Einnahmen aus Gastronomie und Merchandising kommen dazu. Denn so steht es in der offiziellen Bilanz des Hauses, die im Bundesanzeiger veröffentlicht ist. Hier finden sich auch überraschende Zahlen zur Plaza. Denn tatsächlich gibt es offizielle Angaben über den Einzelposten Plaza. Sie schlummern in den Bilanzrechnungen der Elbphilharmonie Bau GmbH Co. KG. Diese Gesellschaft ist nach dem Fertigstellen des Gebäudes jetzt für den „kommerziellen Mantel der Elbphilharmonie“ verantwortlich, verpachtet und vermietet die „Sondereigentumsbereiche“ und verwaltet alles Technische des Hauses.

Plaza-Erlöse werden geteilt

In der letzten verfügbaren Bilanz dieser Bau-Gesellschaft steht glasklar: „Im Geschäftsjahr 2019/20 besuchten rd. 2,4 Mio. (Vorjahr: 3,6 Mio.) Gäste die Plaza der Elbphilharmonie. Die Erlöse hieraus abzüglich der Kosten beliefen sich auf 318.000 Euro.“ Und dieser Erlös lag im Corona-freien Zeitraum davor sogar bei 907.000 Euro. Diesen Plaza-Erlös teilen sich Bau- und Betriebsgesellschaft zur Hälfte.

Warum ist dann ein Eintrittsgeld für die Plaza überhaupt nötig, wenn sie im bisherigen Normalbetrieb so viel Geld abwarf? Muss man die Plaza-Besucher „melken“, um den Gesamtbetrieb zu finanzieren? Der Linken-Abgeordnete Hackbusch fragt sich, ob die Betriebskosten für die Plaza nicht bereits durch Ticketabgabe und Gruppenkarten gedeckt sind.

"Betriebskosten nicht zu Lasten des Kulturetats!"

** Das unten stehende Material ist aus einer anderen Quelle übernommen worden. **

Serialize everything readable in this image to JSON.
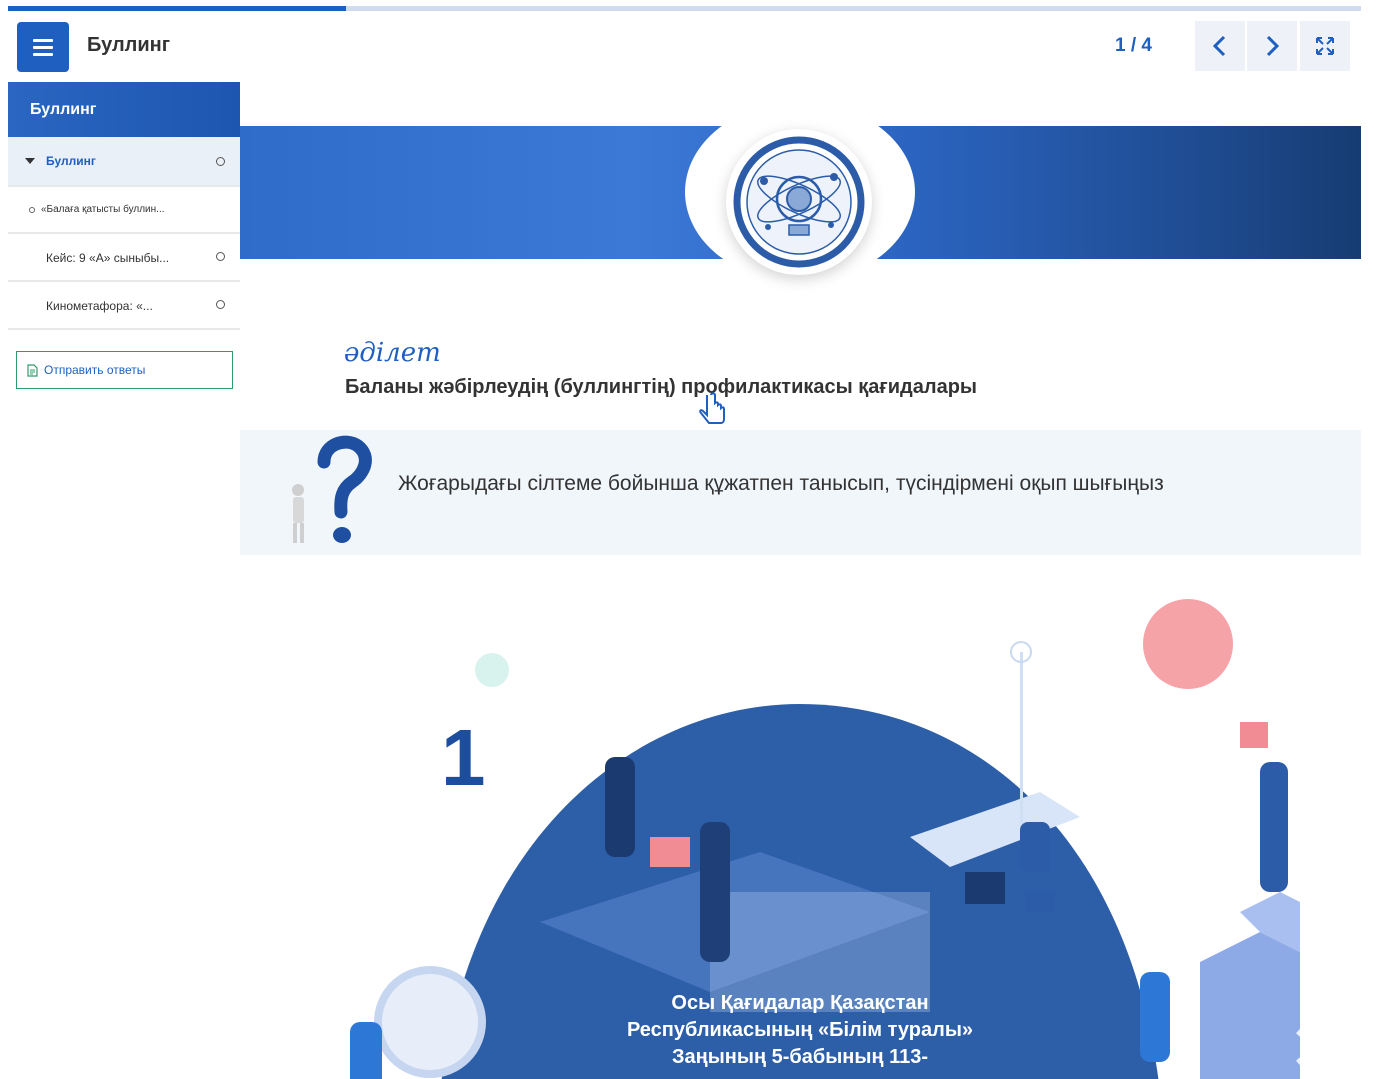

Die Kulturbehörde ist unter Druck. Eine Plaza-Gebühr wäre öffentlich unangenehm, ein Haushaltsproblem wegen des erwarteten Defizits der Elbphilharmonie-Betriebsgesellschaft womöglich politisch noch ärgerlicher. Ein Minus von vier oder fünf Millionen Euro wird die ELBG nach der Saison 2021/2022 wohl aufweisen, wie aus dem Schreiben von Brosdas Behörde aus dem Februar hervorgeht. In der Bürgerschaft sagte der Kultursenator Anfang Juni, in der kommenden Spielzeit werde das Defizit 2,6 Millionen Euro betragen.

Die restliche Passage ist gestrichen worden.